In January, the CMA kicked off a formal investigation into whether the merger between Vodafone’s UK operation and CK Hutchinson’s Three UK would substantially lessen competition.

The regulator’s phase one investigation found the combination of the second and fourth largest mobile operators in the UK, “could lead to mobile customers facing higher prices and reduced quality.”

The first phase of the investigation found that Vodafone UK and Three UK provide “important alternatives” for customers, having made substantial investments in UK mobile network infrastructure in recent years, including 5G networks.

What’s more, the CMA said Three is “generally the cheapest” of the four large mobile network providers.

It added: “The CMA is concerned that combining these two businesses will reduce rivalry between mobile operators to win new customers. Competitive pressure can help to keep prices low, as well as provide an important incentive for network operators to improve their services, including by investing in network quality.”

Three and Vodafone have five working days to respond with “meaningful solutions” to the CMA.

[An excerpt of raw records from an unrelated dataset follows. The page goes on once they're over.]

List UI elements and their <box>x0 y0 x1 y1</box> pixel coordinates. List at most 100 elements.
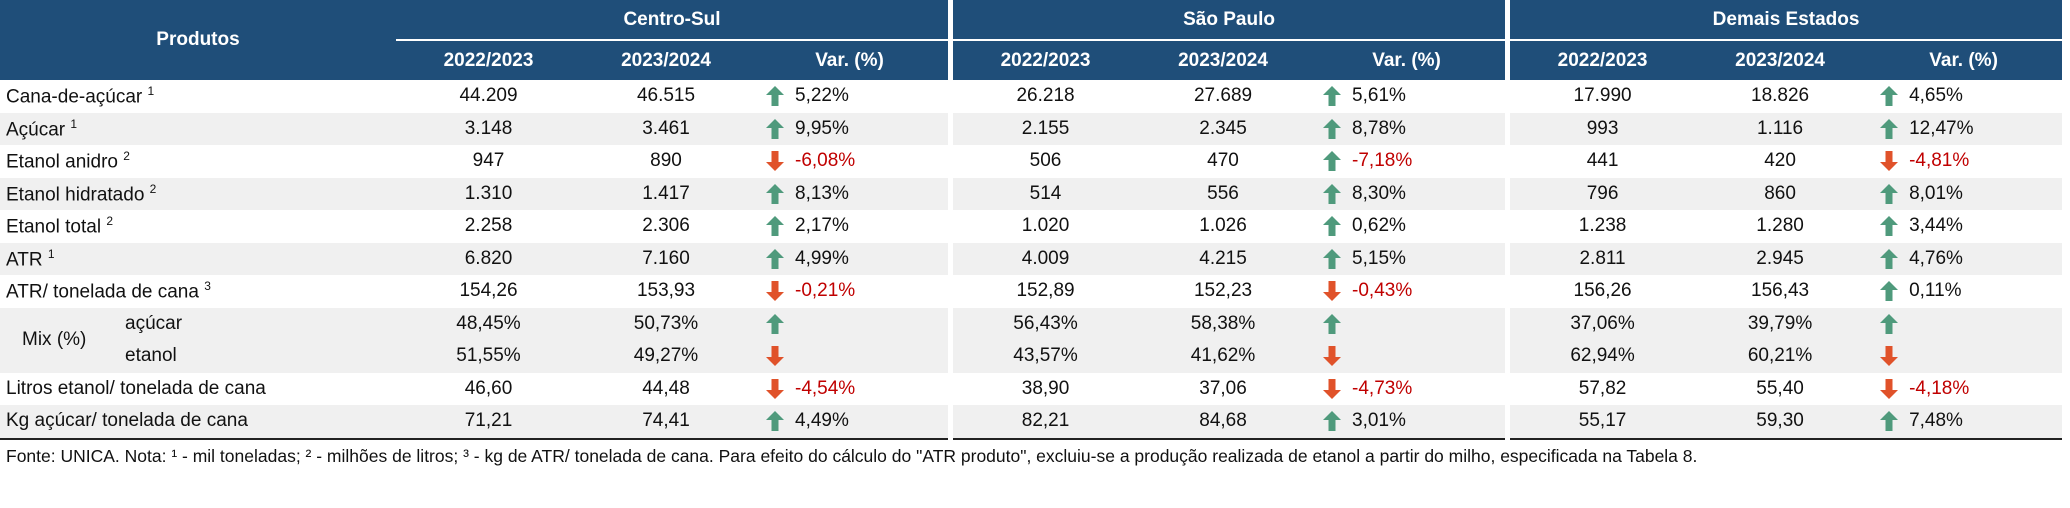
value-cell: 1.417 <box>581 177 751 210</box>
value-cell: 556 <box>1138 177 1309 210</box>
variation: 5,15% <box>1308 248 1505 270</box>
footnote: Fonte: UNICA. Nota: ¹ - mil toneladas; ²… <box>6 445 1698 466</box>
arrow-up <box>766 313 784 334</box>
value-cell: 44,48 <box>642 377 690 399</box>
value-cell: 152,23 <box>1193 280 1253 302</box>
variation: -6,08% <box>751 150 948 172</box>
variation: 8,01% <box>1865 183 2062 205</box>
value-cell: 2.345 <box>1138 112 1309 145</box>
gap <box>1505 177 1511 210</box>
variation-cell <box>751 340 949 373</box>
variation-value: -4,18% <box>1909 377 1970 399</box>
group-header: Demais Estados <box>1510 0 2063 41</box>
row-label-text: Etanol hidratado <box>6 183 145 205</box>
gap <box>2062 242 2070 275</box>
arrow-up <box>1880 248 1899 269</box>
variation <box>751 345 948 367</box>
arrow-up <box>1323 411 1342 432</box>
arrow-up <box>766 248 784 269</box>
table-row: Etanol hidratado 2 1.310 1.417 8,13% 514 556 8… <box>0 177 2070 210</box>
footnote-ref: 1 <box>47 246 55 261</box>
data-table: Produtos Centro-Sul São Paulo Demais Estado… <box>0 0 2070 440</box>
gap <box>2062 372 2070 405</box>
value-cell: 26.218 <box>1016 85 1075 107</box>
arrow-up <box>1323 151 1342 172</box>
variation-cell <box>1865 307 2063 340</box>
table-row: ATR 1 6.820 7.160 4,99% 4.009 4.215 5,15% 2.811… <box>0 242 2070 275</box>
value-cell: 37,06 <box>1199 377 1247 399</box>
variation-cell: 0,62% <box>1308 210 1505 243</box>
variation-value: -4,81% <box>1909 150 1970 172</box>
gap <box>1505 307 1511 340</box>
variation-value: 4,49% <box>795 410 849 432</box>
value-cell: 1.238 <box>1578 215 1627 237</box>
arrow-down <box>1323 346 1342 367</box>
variation-cell: 8,78% <box>1308 112 1506 145</box>
row-label: Cana-de-açúcar 1 <box>0 80 396 113</box>
arrow-up <box>1880 86 1899 107</box>
gap <box>1505 80 1511 113</box>
gap <box>2062 275 2070 308</box>
variation-cell: 5,22% <box>751 80 948 113</box>
column-header: 2022/2023 <box>1510 40 1696 80</box>
variation: -4,54% <box>751 378 948 400</box>
value-cell: 2.945 <box>1695 242 1866 275</box>
value-cell: 860 <box>1695 177 1866 210</box>
variation-cell: 7,48% <box>1865 405 2063 440</box>
variation-value: 4,65% <box>1909 85 1963 107</box>
value-cell: 41,62% <box>1138 340 1309 373</box>
arrow-down <box>1880 151 1899 172</box>
variation-cell: 4,49% <box>751 405 949 440</box>
value-cell: 3.461 <box>581 112 751 145</box>
arrow-up <box>1323 313 1342 334</box>
value-cell: 2.258 <box>464 215 513 237</box>
table-row: Litros etanol/ tonelada de cana 46,60 44,4… <box>0 372 2070 406</box>
variation-cell: -7,18% <box>1308 145 1505 178</box>
value-cell: 514 <box>953 177 1139 210</box>
value-cell: 74,41 <box>581 405 751 440</box>
variation-value: 8,01% <box>1909 182 1963 204</box>
variation-value: 8,30% <box>1352 182 1406 204</box>
row-label: etanol <box>0 340 396 373</box>
value-cell: 44.209 <box>459 85 518 107</box>
table-row: ATR/ tonelada de cana 3 154,26 153,93 -0,21… <box>0 275 2070 308</box>
gap <box>1505 242 1511 275</box>
value-cell: 420 <box>1764 150 1796 172</box>
value-cell: 1.026 <box>1199 215 1247 237</box>
arrow-up <box>1880 216 1899 237</box>
row-label-text: ATR/ tonelada de cana <box>6 281 199 303</box>
variation-value: 0,62% <box>1352 215 1406 237</box>
variation: 0,11% <box>1865 280 2062 302</box>
gap <box>948 242 954 275</box>
row-label-text: Litros etanol/ tonelada de cana <box>6 377 266 399</box>
arrow-down <box>766 378 784 399</box>
gap <box>2062 177 2070 210</box>
arrow-up <box>1323 183 1342 204</box>
variation-value: -7,18% <box>1352 150 1413 172</box>
value-cell: 4.215 <box>1138 242 1309 275</box>
arrow-up <box>1323 216 1342 237</box>
variation-value: 12,47% <box>1909 117 1974 139</box>
value-cell: 154,26 <box>459 280 518 302</box>
value-cell: 27.689 <box>1193 85 1253 107</box>
variation-cell: -0,21% <box>751 275 948 308</box>
variation-cell <box>1308 340 1506 373</box>
value-cell: 2.306 <box>642 215 690 237</box>
gap <box>948 112 954 145</box>
variation-cell: 3,44% <box>1865 210 2062 243</box>
variation-value: 7,48% <box>1909 410 1963 432</box>
gap <box>948 0 954 40</box>
gap <box>1505 372 1511 405</box>
column-header: 2022/2023 <box>953 40 1139 80</box>
variation: 0,62% <box>1308 215 1505 237</box>
value-cell: 51,55% <box>396 340 581 373</box>
variation-cell: -6,08% <box>751 145 948 178</box>
variation: 8,78% <box>1308 118 1505 140</box>
row-label: Etanol total 2 <box>0 210 396 243</box>
value-cell: 60,21% <box>1695 340 1866 373</box>
variation: 5,22% <box>751 85 948 107</box>
variation-cell: -4,18% <box>1865 373 2062 406</box>
value-cell: 18.826 <box>1751 85 1810 107</box>
gap <box>1505 210 1511 243</box>
value-cell: 1.280 <box>1756 215 1804 237</box>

Vodafone chief exec, Margherita Della Valle, has previously said the deal will be “great for customers, great for the country and great for competition.”

The new entity would be 51 per cent Vodafone-owned and 49 per cent CK Hutchinson-owned.

But the deal will reduce the number of UK networks to three from four, which has sparked concerns that it could hurt consumers and create a monopoly in Britain’s telecoms market.

Three UK, owned entirely by Hong Kong-based CK Hutchinson Holdings, has also sparked concerns among MPs and trade bodies, who have said the company’s links to China may endanger national security. Both operators strongly dispute this.

Julie Bon, Phase 1 decisionmaker for this case at the CMA, said: “Millions of people in the UK depend on effective competition in the mobile market in order to access the best deals for them.

Bon added: “Whilst Vodafone and Three have made a number of claims about how their deal is good for competition and investment, the CMA has not seen sufficient evidence to date to back these claims.”

“Our initial assessment of this deal has identified concerns which could lead to higher prices for customers and lower investment in UK mobile networks. These warrant an in-depth investigation unless Vodafone and Three can come forward with solutions.”